Она взобралась на ограду, и спрыгнула вниз. Неподалеку – сквозь поросшую лесом узкую полосу – виднелся крутой склон. Иногда по этой лесистой меже ходили дружинники, проверяя, все ли ладно под самыми ногами Государя. А Яльке вовсе не улыбалось столкнуться с ними нос к носу. Светало. Пиная лесной мусор, она брела, прочь от подворья боярина Оброна подальше от главной улицы Вышгорода. Все, вроде, складывалось удачно: кат их выручил, Хранивой не сердится, и бабулю отпустит, Таймир невестой не обзавелся. Но на душе скреблись кошки. Ялька чутко вслушивалась в окрестности, косилась на мелькающие меж деревьев стены боярских подворий и тревожилась все больше. Вот эти невнятные человечьи тревоги она терпеть не могла. То ли дело у зверя: коли есть опасность, то она опасность, и ты знаешь, что с ней делать. А люди вечно страшатся того, что еще не случилось, а может, и вовсе не случится. Но, они об этом знают, а значит, оно почти точно случится, потому, что оно просто есть где-то на свете.
На этот раз оно и вправду было. Ялька почуяла их издалека. А потому обернулась рысью и полезла на дерево переждать, покуда не пройдут мимо. Но тут ее порадовал Таймир – Ялька обернулась туда, откуда притащилась, и рыкнула сквозь стиснутые зубы: дурачина проклятый! Ну, чего его потащило в эту сторону? Почему он не пошел домой нормальной улицей? А теперь нате вам, пожалуйста: лезет прямиком в руки бессовестного городского ворья, да еще и в одиночку. Уж эти-то его любят, почитай, взасос. А уж как обрадуются, встретив в этой глуши ненавистного державника! Деда, конечно, считает его видным воином. Да и Юган отзывается о Таймире лестно. Но в одиночку да среди деревьев, из-за которых может прилететь нож, а то и стрела – как есть дурило стоеросовое! Теперь ее тревога обзавелась названием, и Яльке слегка полегчало.
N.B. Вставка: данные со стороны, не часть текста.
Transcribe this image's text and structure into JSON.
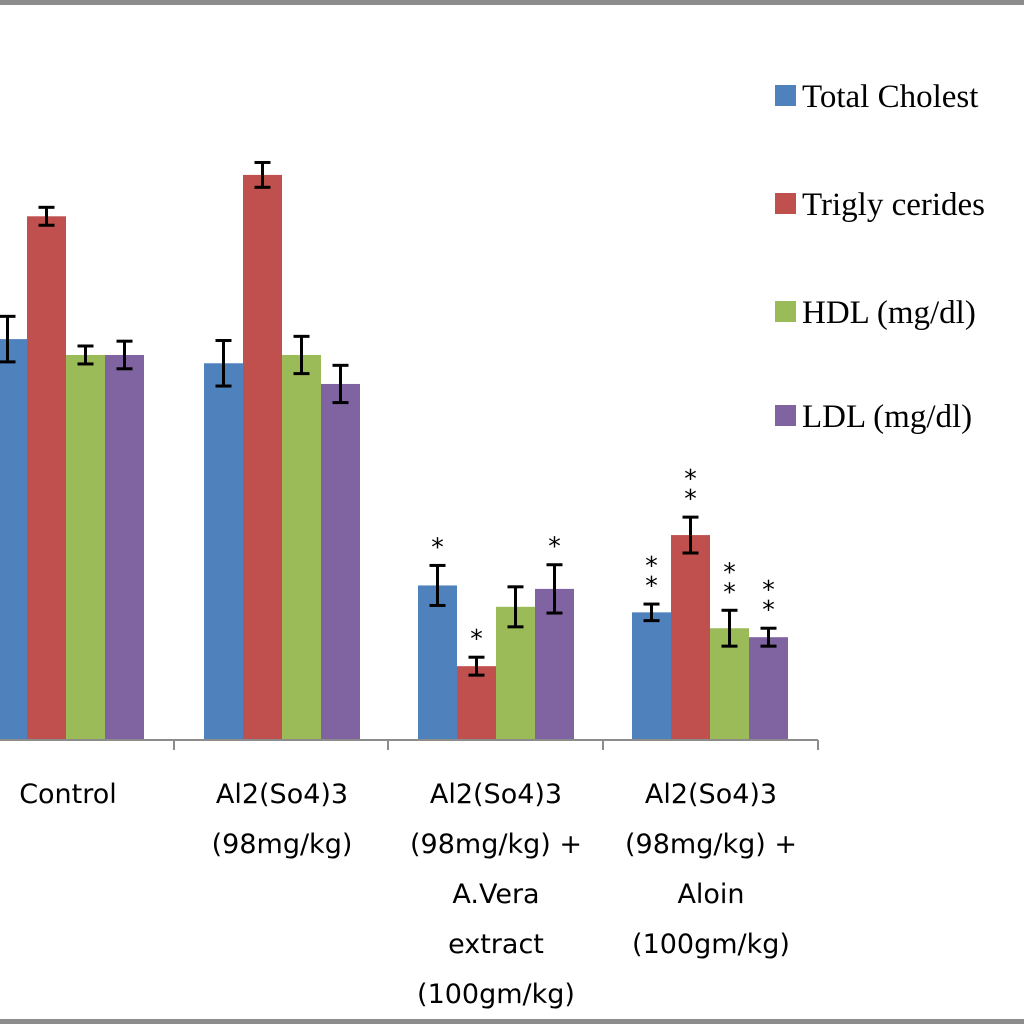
{
  "chart_data": {
    "type": "bar",
    "title": "",
    "xlabel": "",
    "ylabel": "",
    "ylim": [
      0,
      1
    ],
    "categories": [
      [
        "Control"
      ],
      [
        "Al2(So4)3",
        "(98mg/kg)"
      ],
      [
        "Al2(So4)3",
        "(98mg/kg) +",
        "A.Vera",
        "extract",
        "(100gm/kg)"
      ],
      [
        "Al2(So4)3",
        "(98mg/kg) +",
        "Aloin",
        "(100gm/kg)"
      ]
    ],
    "series": [
      {
        "name": "Total Cholest",
        "color": "#4f81bd",
        "values": [
          0.581,
          0.546,
          0.224,
          0.185
        ],
        "errors": [
          0.033,
          0.033,
          0.029,
          0.012
        ],
        "annotations": [
          "",
          "",
          "*",
          "**"
        ]
      },
      {
        "name": "Trigly cerides",
        "color": "#c0504d",
        "values": [
          0.759,
          0.819,
          0.107,
          0.297
        ],
        "errors": [
          0.013,
          0.018,
          0.013,
          0.026
        ],
        "annotations": [
          "",
          "",
          "*",
          "**"
        ]
      },
      {
        "name": "HDL (mg/dl)",
        "color": "#9bbb59",
        "values": [
          0.558,
          0.558,
          0.193,
          0.162
        ],
        "errors": [
          0.013,
          0.027,
          0.029,
          0.026
        ],
        "annotations": [
          "",
          "",
          "",
          "**"
        ]
      },
      {
        "name": "LDL (mg/dl)",
        "color": "#8064a2",
        "values": [
          0.558,
          0.516,
          0.219,
          0.149
        ],
        "errors": [
          0.02,
          0.027,
          0.035,
          0.013
        ],
        "annotations": [
          "",
          "",
          "*",
          "**"
        ]
      }
    ],
    "legend": "right",
    "grid": false
  }
}
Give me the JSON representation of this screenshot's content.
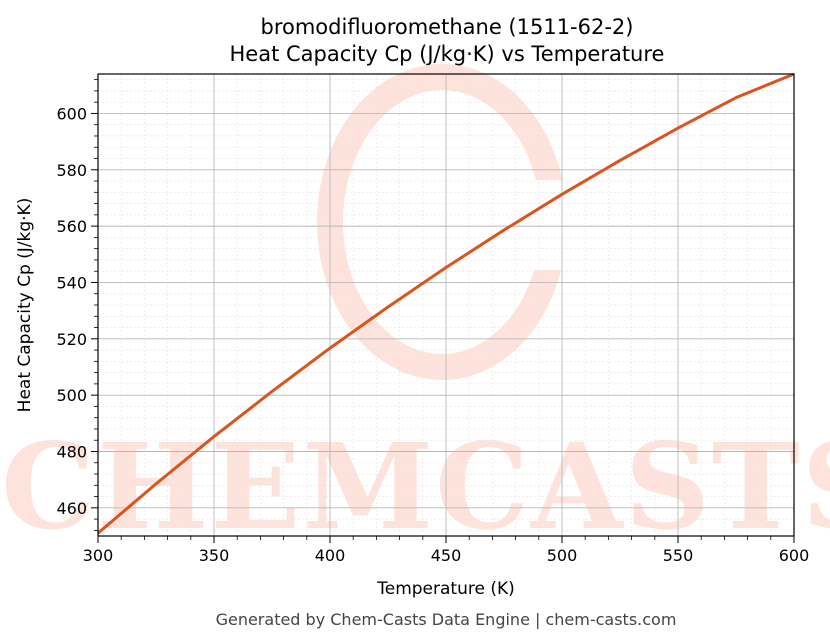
{
  "chart_data": {
    "type": "line",
    "title": "bromodifluoromethane (1511-62-2)",
    "subtitle": "Heat Capacity Cp (J/kg·K) vs Temperature",
    "xlabel": "Temperature (K)",
    "ylabel": "Heat Capacity Cp (J/kg·K)",
    "xlim": [
      300,
      600
    ],
    "ylim": [
      450,
      614
    ],
    "xticks": [
      300,
      350,
      400,
      450,
      500,
      550,
      600
    ],
    "yticks": [
      460,
      480,
      500,
      520,
      540,
      560,
      580,
      600
    ],
    "grid": true,
    "series": [
      {
        "color": "#d9541e",
        "x": [
          300,
          325,
          350,
          375,
          400,
          425,
          450,
          475,
          500,
          525,
          550,
          575,
          600
        ],
        "y": [
          451,
          468.5,
          485.3,
          501.3,
          516.7,
          531.3,
          545.3,
          558.6,
          571.3,
          583.3,
          594.8,
          605.6,
          614
        ]
      }
    ]
  },
  "watermark": {
    "text": "CHEMCASTS",
    "color": "#fde3dc"
  },
  "footer": {
    "text": "Generated by Chem-Casts Data Engine | chem-casts.com"
  }
}
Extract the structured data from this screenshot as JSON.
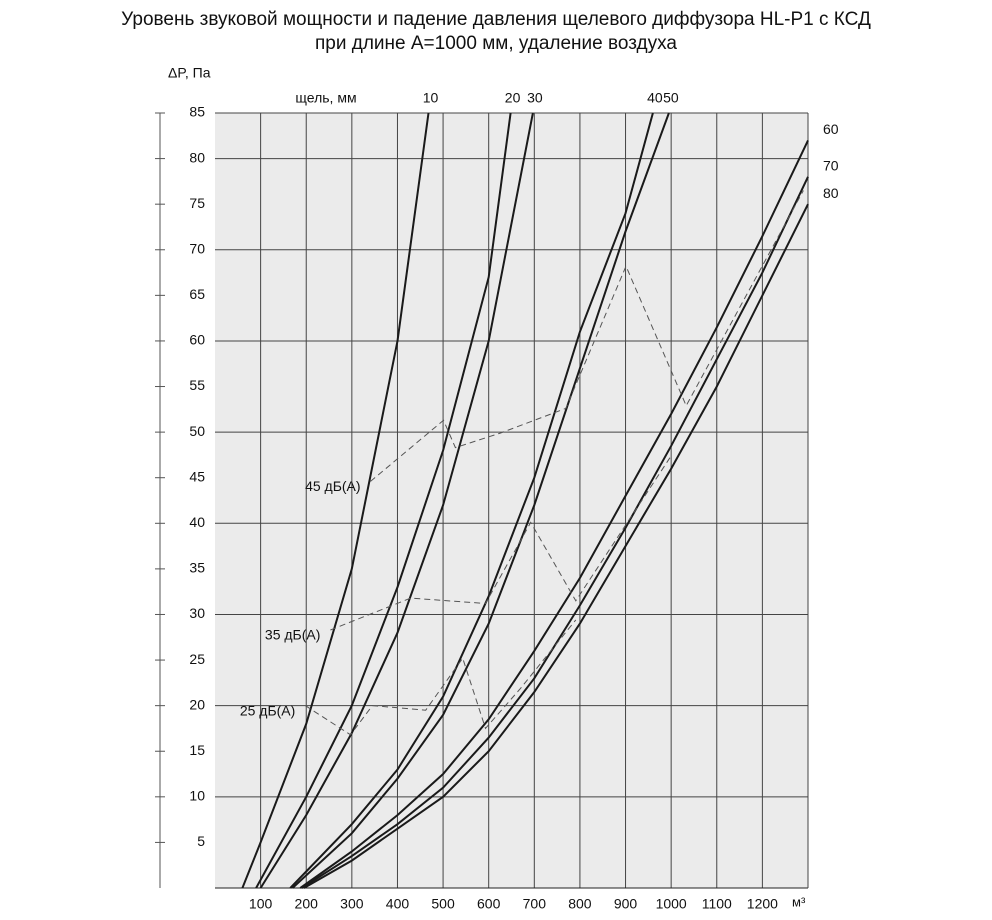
{
  "chart_data": {
    "type": "line",
    "title": "Уровень звуковой мощности и падение давления щелевого диффузора HL-P1 с КСД",
    "subtitle": "при длине А=1000 мм, удаление воздуха",
    "y_label": "ΔP, Па",
    "x_unit": "м³",
    "series_label": "щель, мм",
    "xlim": [
      0,
      1300
    ],
    "ylim": [
      0,
      85
    ],
    "xticks": [
      100,
      200,
      300,
      400,
      500,
      600,
      700,
      800,
      900,
      1000,
      1100,
      1200
    ],
    "yticks": [
      5,
      10,
      15,
      20,
      25,
      30,
      35,
      40,
      45,
      50,
      55,
      60,
      65,
      70,
      75,
      80,
      85
    ],
    "grid": true,
    "series": [
      {
        "name": "10",
        "color": "#1a1a1a",
        "x": [
          60,
          100,
          200,
          300,
          400,
          468
        ],
        "values": [
          0,
          5,
          18,
          35,
          60,
          85
        ]
      },
      {
        "name": "20",
        "color": "#1a1a1a",
        "x": [
          90,
          200,
          300,
          400,
          500,
          600,
          648
        ],
        "values": [
          0,
          10,
          20,
          33,
          48,
          67,
          85
        ]
      },
      {
        "name": "30",
        "color": "#1a1a1a",
        "x": [
          100,
          200,
          300,
          400,
          500,
          600,
          697
        ],
        "values": [
          0,
          8,
          17,
          28,
          42,
          60,
          85
        ]
      },
      {
        "name": "40",
        "color": "#1a1a1a",
        "x": [
          165,
          300,
          400,
          500,
          600,
          700,
          800,
          900,
          960
        ],
        "values": [
          0,
          7,
          13,
          21,
          32,
          45,
          61,
          74,
          85
        ]
      },
      {
        "name": "50",
        "color": "#1a1a1a",
        "x": [
          170,
          300,
          400,
          500,
          600,
          700,
          800,
          900,
          995
        ],
        "values": [
          0,
          6,
          12,
          19,
          29,
          42,
          57,
          72,
          85
        ]
      },
      {
        "name": "60",
        "color": "#1a1a1a",
        "x": [
          187,
          300,
          400,
          500,
          600,
          700,
          800,
          900,
          1000,
          1100,
          1200,
          1300
        ],
        "values": [
          0,
          4,
          8,
          12.5,
          18.5,
          26,
          34,
          43,
          52,
          61.5,
          71.5,
          82
        ]
      },
      {
        "name": "70",
        "color": "#1a1a1a",
        "x": [
          190,
          300,
          400,
          500,
          600,
          700,
          800,
          900,
          1000,
          1100,
          1200,
          1300
        ],
        "values": [
          0,
          3.5,
          7,
          11,
          16.5,
          23,
          31,
          39.5,
          48.5,
          58,
          67.5,
          78
        ]
      },
      {
        "name": "80",
        "color": "#1a1a1a",
        "x": [
          195,
          300,
          400,
          500,
          600,
          700,
          800,
          900,
          1000,
          1100,
          1200,
          1300
        ],
        "values": [
          0,
          3,
          6.5,
          10,
          15,
          21.5,
          29,
          37.5,
          46,
          55,
          65,
          75
        ]
      }
    ],
    "noise_lines": [
      {
        "name": "45 дБ(А)",
        "color": "#555555",
        "x": [
          341,
          501,
          527,
          626,
          769,
          901,
          1033,
          1290
        ],
        "values": [
          44.6,
          51.3,
          48.3,
          49.9,
          52.6,
          68.2,
          52.9,
          76.5
        ]
      },
      {
        "name": "35 дБ(А)",
        "color": "#555555",
        "x": [
          253,
          429,
          593,
          692,
          791,
          1000
        ],
        "values": [
          28.3,
          31.8,
          31.2,
          40.1,
          31.5,
          47.4
        ]
      },
      {
        "name": "25 дБ(А)",
        "color": "#555555",
        "x": [
          198,
          297,
          345,
          462,
          543,
          593,
          670,
          791
        ],
        "values": [
          20,
          16.8,
          20,
          19.5,
          25.2,
          17.5,
          21.9,
          29.4
        ]
      }
    ]
  }
}
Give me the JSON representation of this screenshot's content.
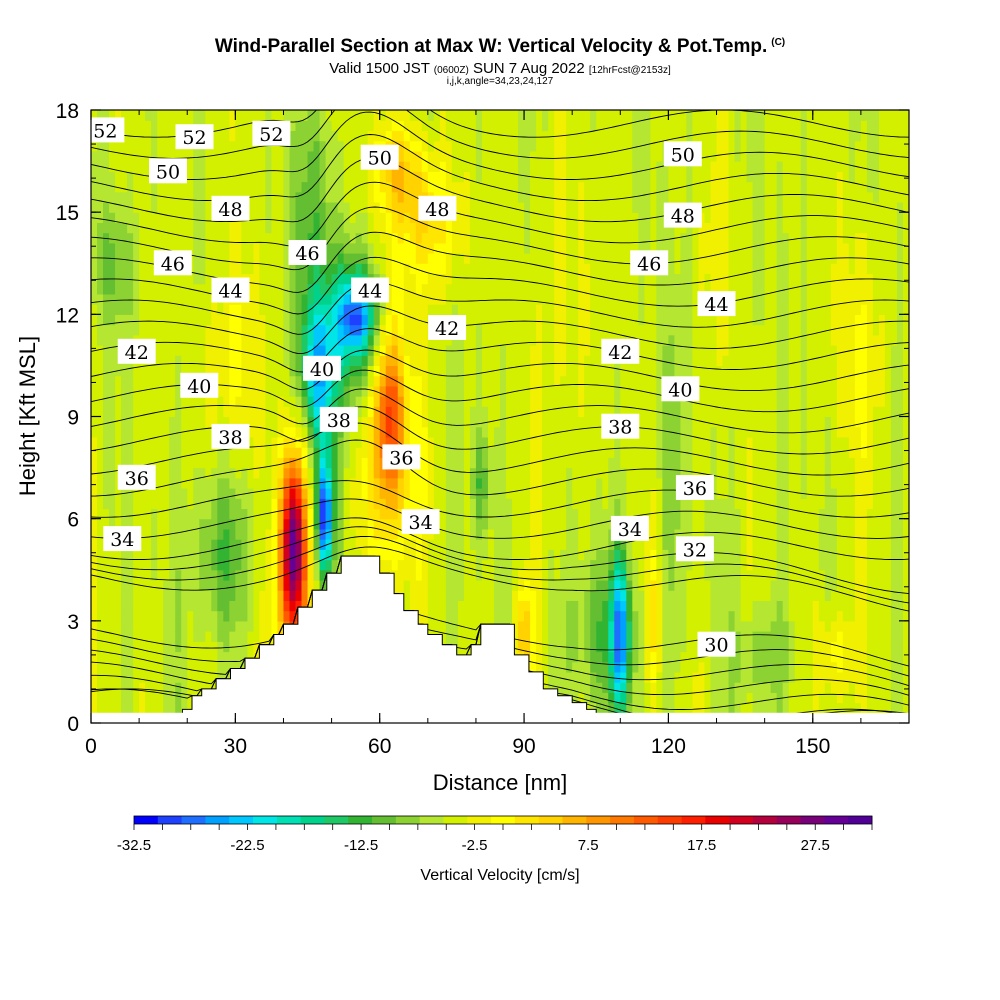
{
  "header": {
    "title": "Wind-Parallel Section at Max W: Vertical Velocity & Pot.Temp.",
    "copyright": "(C)",
    "valid_prefix": "Valid 1500 JST",
    "valid_utc": "(0600Z)",
    "valid_date": "SUN 7 Aug 2022",
    "forecast": "[12hrFcst@2153z]",
    "indices": "i,j,k,angle=34,23,24,127"
  },
  "chart_data": {
    "type": "heatmap",
    "title": "Wind-Parallel Section at Max W: Vertical Velocity & Pot.Temp.",
    "xlabel": "Distance [nm]",
    "ylabel": "Height [Kft MSL]",
    "xlim": [
      0,
      170
    ],
    "ylim": [
      0,
      18
    ],
    "x_ticks": [
      "0",
      "30",
      "60",
      "90",
      "120",
      "150"
    ],
    "y_ticks": [
      "0",
      "3",
      "6",
      "9",
      "12",
      "15",
      "18"
    ],
    "colorbar": {
      "title": "Vertical Velocity [cm/s]",
      "min": -32.5,
      "max": 32.5,
      "step": 2.5,
      "tick_labels": [
        "-32.5",
        "-22.5",
        "-12.5",
        "-2.5",
        "7.5",
        "17.5",
        "27.5"
      ],
      "colors": [
        "#0000ff",
        "#1e40ff",
        "#1e6eff",
        "#00a0ff",
        "#00c8ff",
        "#00e6e6",
        "#00e0b4",
        "#00d28c",
        "#1ec864",
        "#32b432",
        "#64be32",
        "#8cd232",
        "#b4e632",
        "#d2f000",
        "#f0f000",
        "#ffff00",
        "#ffe600",
        "#ffd200",
        "#ffb400",
        "#ff9600",
        "#ff7800",
        "#ff5a00",
        "#ff3c00",
        "#ff1e00",
        "#eb0000",
        "#d2001e",
        "#b4003c",
        "#96005a",
        "#780078",
        "#640096",
        "#500096"
      ],
      "contour_levels": [
        -32.5,
        -30,
        -27.5,
        -25,
        -22.5,
        -20,
        -17.5,
        -15,
        -12.5,
        -10,
        -7.5,
        -5,
        -2.5,
        0,
        2.5,
        5,
        7.5,
        10,
        12.5,
        15,
        17.5,
        20,
        22.5,
        25,
        27.5,
        30,
        32.5
      ]
    },
    "theta_contours": {
      "name": "Pot.Temp.",
      "labels": [
        {
          "text": "52",
          "x": 3,
          "y": 17.4
        },
        {
          "text": "52",
          "x": 21.5,
          "y": 17.2
        },
        {
          "text": "52",
          "x": 37.5,
          "y": 17.3
        },
        {
          "text": "50",
          "x": 16,
          "y": 16.2
        },
        {
          "text": "50",
          "x": 60,
          "y": 16.6
        },
        {
          "text": "50",
          "x": 123,
          "y": 16.7
        },
        {
          "text": "48",
          "x": 29,
          "y": 15.1
        },
        {
          "text": "48",
          "x": 72,
          "y": 15.1
        },
        {
          "text": "48",
          "x": 123,
          "y": 14.9
        },
        {
          "text": "46",
          "x": 17,
          "y": 13.5
        },
        {
          "text": "46",
          "x": 45,
          "y": 13.8
        },
        {
          "text": "46",
          "x": 116,
          "y": 13.5
        },
        {
          "text": "44",
          "x": 29,
          "y": 12.7
        },
        {
          "text": "44",
          "x": 58,
          "y": 12.7
        },
        {
          "text": "44",
          "x": 130,
          "y": 12.3
        },
        {
          "text": "42",
          "x": 9.5,
          "y": 10.9
        },
        {
          "text": "42",
          "x": 74,
          "y": 11.6
        },
        {
          "text": "42",
          "x": 110,
          "y": 10.9
        },
        {
          "text": "40",
          "x": 22.5,
          "y": 9.9
        },
        {
          "text": "40",
          "x": 48,
          "y": 10.4
        },
        {
          "text": "40",
          "x": 122.5,
          "y": 9.8
        },
        {
          "text": "38",
          "x": 29,
          "y": 8.4
        },
        {
          "text": "38",
          "x": 51.5,
          "y": 8.9
        },
        {
          "text": "38",
          "x": 110,
          "y": 8.7
        },
        {
          "text": "36",
          "x": 9.5,
          "y": 7.2
        },
        {
          "text": "36",
          "x": 64.5,
          "y": 7.8
        },
        {
          "text": "36",
          "x": 125.5,
          "y": 6.9
        },
        {
          "text": "34",
          "x": 6.5,
          "y": 5.4
        },
        {
          "text": "34",
          "x": 68.5,
          "y": 5.9
        },
        {
          "text": "34",
          "x": 112,
          "y": 5.7
        },
        {
          "text": "32",
          "x": 125.5,
          "y": 5.1
        },
        {
          "text": "30",
          "x": 130,
          "y": 2.3
        }
      ]
    },
    "terrain": {
      "x": [
        19,
        21,
        23,
        26,
        29,
        32,
        35,
        38,
        40,
        43,
        46,
        49,
        52,
        57,
        60,
        63,
        65,
        68,
        70,
        73,
        76,
        79,
        81,
        86,
        88,
        91,
        94,
        97,
        100,
        103,
        105
      ],
      "height": [
        0.4,
        0.8,
        1.0,
        1.3,
        1.6,
        1.9,
        2.3,
        2.6,
        2.9,
        3.4,
        3.9,
        4.4,
        4.9,
        4.9,
        4.4,
        3.8,
        3.3,
        2.9,
        2.6,
        2.3,
        2.0,
        2.3,
        2.9,
        2.9,
        2.0,
        1.5,
        1.0,
        0.8,
        0.6,
        0.4,
        0.0
      ]
    },
    "blobs": [
      {
        "x": 42,
        "y": 5.2,
        "rx": 2.2,
        "ry": 2.4,
        "w": 30
      },
      {
        "x": 42,
        "y": 4.0,
        "rx": 4.5,
        "ry": 4.0,
        "w": 14
      },
      {
        "x": 48.5,
        "y": 6.0,
        "rx": 1.4,
        "ry": 1.6,
        "w": -25
      },
      {
        "x": 48.5,
        "y": 6.5,
        "rx": 2.8,
        "ry": 3.2,
        "w": -10
      },
      {
        "x": 47,
        "y": 10.3,
        "rx": 3.5,
        "ry": 2.0,
        "w": -18
      },
      {
        "x": 55,
        "y": 11.5,
        "rx": 10.0,
        "ry": 2.5,
        "w": -11
      },
      {
        "x": 55,
        "y": 12.0,
        "rx": 4.0,
        "ry": 1.2,
        "w": -20
      },
      {
        "x": 62,
        "y": 9.3,
        "rx": 2.8,
        "ry": 2.8,
        "w": 16
      },
      {
        "x": 62,
        "y": 8.5,
        "rx": 7.0,
        "ry": 4.5,
        "w": 10
      },
      {
        "x": 64,
        "y": 16.2,
        "rx": 5.5,
        "ry": 1.5,
        "w": 10
      },
      {
        "x": 70,
        "y": 14.5,
        "rx": 6.0,
        "ry": 2.0,
        "w": 9
      },
      {
        "x": 30,
        "y": 10.5,
        "rx": 5.0,
        "ry": 3.5,
        "w": 6
      },
      {
        "x": 27,
        "y": 5.0,
        "rx": 6.0,
        "ry": 2.5,
        "w": -8
      },
      {
        "x": 45,
        "y": 15.0,
        "rx": 5.0,
        "ry": 3.0,
        "w": -6
      },
      {
        "x": 110,
        "y": 2.6,
        "rx": 1.8,
        "ry": 2.2,
        "w": -20
      },
      {
        "x": 107,
        "y": 2.6,
        "rx": 7.0,
        "ry": 2.3,
        "w": -8
      },
      {
        "x": 90,
        "y": 2.5,
        "rx": 1.8,
        "ry": 1.6,
        "w": 12
      },
      {
        "x": 81,
        "y": 7.0,
        "rx": 1.8,
        "ry": 1.6,
        "w": -8
      },
      {
        "x": 117,
        "y": 3.0,
        "rx": 1.6,
        "ry": 2.0,
        "w": 8
      },
      {
        "x": 5,
        "y": 13.5,
        "rx": 4.0,
        "ry": 1.8,
        "w": -6
      },
      {
        "x": 121,
        "y": 7.5,
        "rx": 2.0,
        "ry": 5.0,
        "w": -4
      },
      {
        "x": 155,
        "y": 2.0,
        "rx": 4.0,
        "ry": 1.5,
        "w": 7
      },
      {
        "x": 140,
        "y": 2.0,
        "rx": 6.0,
        "ry": 1.5,
        "w": -5
      },
      {
        "x": 160,
        "y": 11.0,
        "rx": 6.0,
        "ry": 4.0,
        "w": 4
      },
      {
        "x": 98,
        "y": 12.0,
        "rx": 6.0,
        "ry": 5.0,
        "w": 3
      },
      {
        "x": 130,
        "y": 14.0,
        "rx": 3.0,
        "ry": 4.0,
        "w": 3
      }
    ]
  }
}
Она прилегла на толстой ветке, следя, как с одной стороны к ее дереву тащатся пятеро наглых ушлепков, невесть чего позабывших тут поутру. А с другой легкой упругой походкой поспешает полусотник Тайной управы. Он тоже их услыхал, но отчего-то не убрался с дороги. Не побежал обратно – он бы с легкостью от них удрал. Как можно быть таким остолопом? А все их поганая человечья гордость: это когда паршивая мышь вдруг начинает мнить себя кабаном. Любой нормальный зверь не станет связываться со стаей других зверей – он же не тупой.
Воры миновали ее раньше, и Яльке пришлось спрыгнуть вниз, чтоб подобраться поближе к незабываемой встрече. Пять подзаборных чушек столкнулись нос к носу с одним державным чурбаном! И ворье, понятно, оглядевшись, принялось задирать державника, по-тихому обходя его кругом.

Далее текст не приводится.